The reigning Six Nations champions are a pretty settled side now, with Joe Schmidt into his second season as head coach. While I’ve never worked with Schmidt, I’m aware that he enjoyed success at Leinster and it’s clear that his coaching philosophy has been embraced within the national setup.
I’m currently in Northern Ireland, and while the weather has turned a bit colder this week, we have experienced an unseasonably warm autumn. Much is often said and written about the cold and wet conditions offering the northern hemisphere sides an advantage, but I believe the Springboks are versatile.
Having served as assistant coach for the World XV against the Springboks in June, it’s evident that over the course of the season, they latter have added a number of strings to their bow in the way that they play.
Heyneke Meyer’s charges boast the ability to play the oval game in a number of ways, and as an all-round team, I think they have developed tremendously, particularly over the Rugby Championship.
I believe that Handre Pollard has been part and parcel of South Africa growing their game. There is no doubt that Pollard has added an extra dimension on attack for the men in green and gold.
Pollard is a young man with tremendous potential. From a physical standpoint, he is big and strong and prepared to take the ball to the line. The 20-year-old also possesses sound distribution skills.
His match-up with opposite number Jonathan Sexton is set to prove an intriguing subplot on Saturday.
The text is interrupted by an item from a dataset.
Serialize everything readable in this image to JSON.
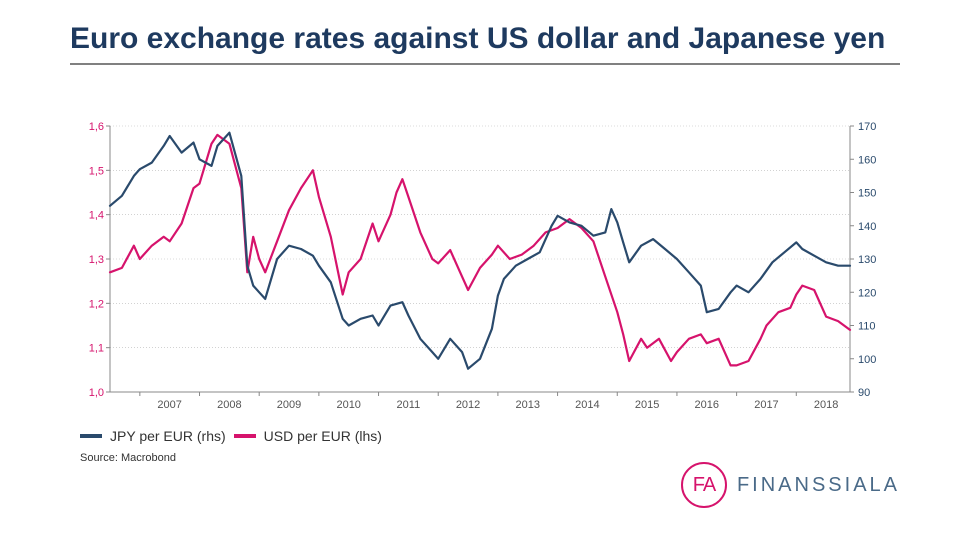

Both are outstanding rugby players but at very different stages of their development.
Sexton, 29, is the more established flyhalf, with close to a decade more experience than Pollard.
The former has played a lot more international rugby and proved a key figure for the successful 2013 British & Irish Lions side.
However, Pollard proved against the All Blacks that he is in possession of big match temperament.
While Pollard will be crucial in terms of offering the Springbok backline purpose and direction, I believe that the Boks will have to target Ireland upfront in order to establish dominance.
The Springboks possess a solid pack, which is led by the irrepressible Duane Vermeulen. He is right up there with the best eighthmen in world rugby and was immense during the Rugby Championship.
What makes a massive difference in deciding a match’s outcome is which side wins the collisions.
Offensively, if you win the collisions and get in-behind the opposition, as a consequence, the breakdown becomes easier. And, in turn, defensively, if you knock the attacking side back it becomes more difficult for them to prosper at the tackle contest.
As such, the ball carriage will be vital and the momentum generated through the carriage will prove critical.
As a sidebar, Romain Poite will referee the Lansdowne Road Test, and I don’t see his appointment having an impact on the game.
In my book, he is a top-flight, quality referee – last year he refereed us against Gloucester in the Heineken Cup and I thought he was outstanding.
Like all professional sides, the Springboks would have done their homework on the referee in question and, by now, will be aware of the areas the Frenchman places emphasis on.
I’m predicting a very tight Test match, but believe that the physical firepower which the Springboks possess upfront will ultimately sway the result in their favour.
Alan Solomons was assistant coach to
Nick Mallett when the Springboks went 17 Tests unbeaten. Having served as the
Kings’ director of rugby, Solomons is now the head coach of Edinburgh.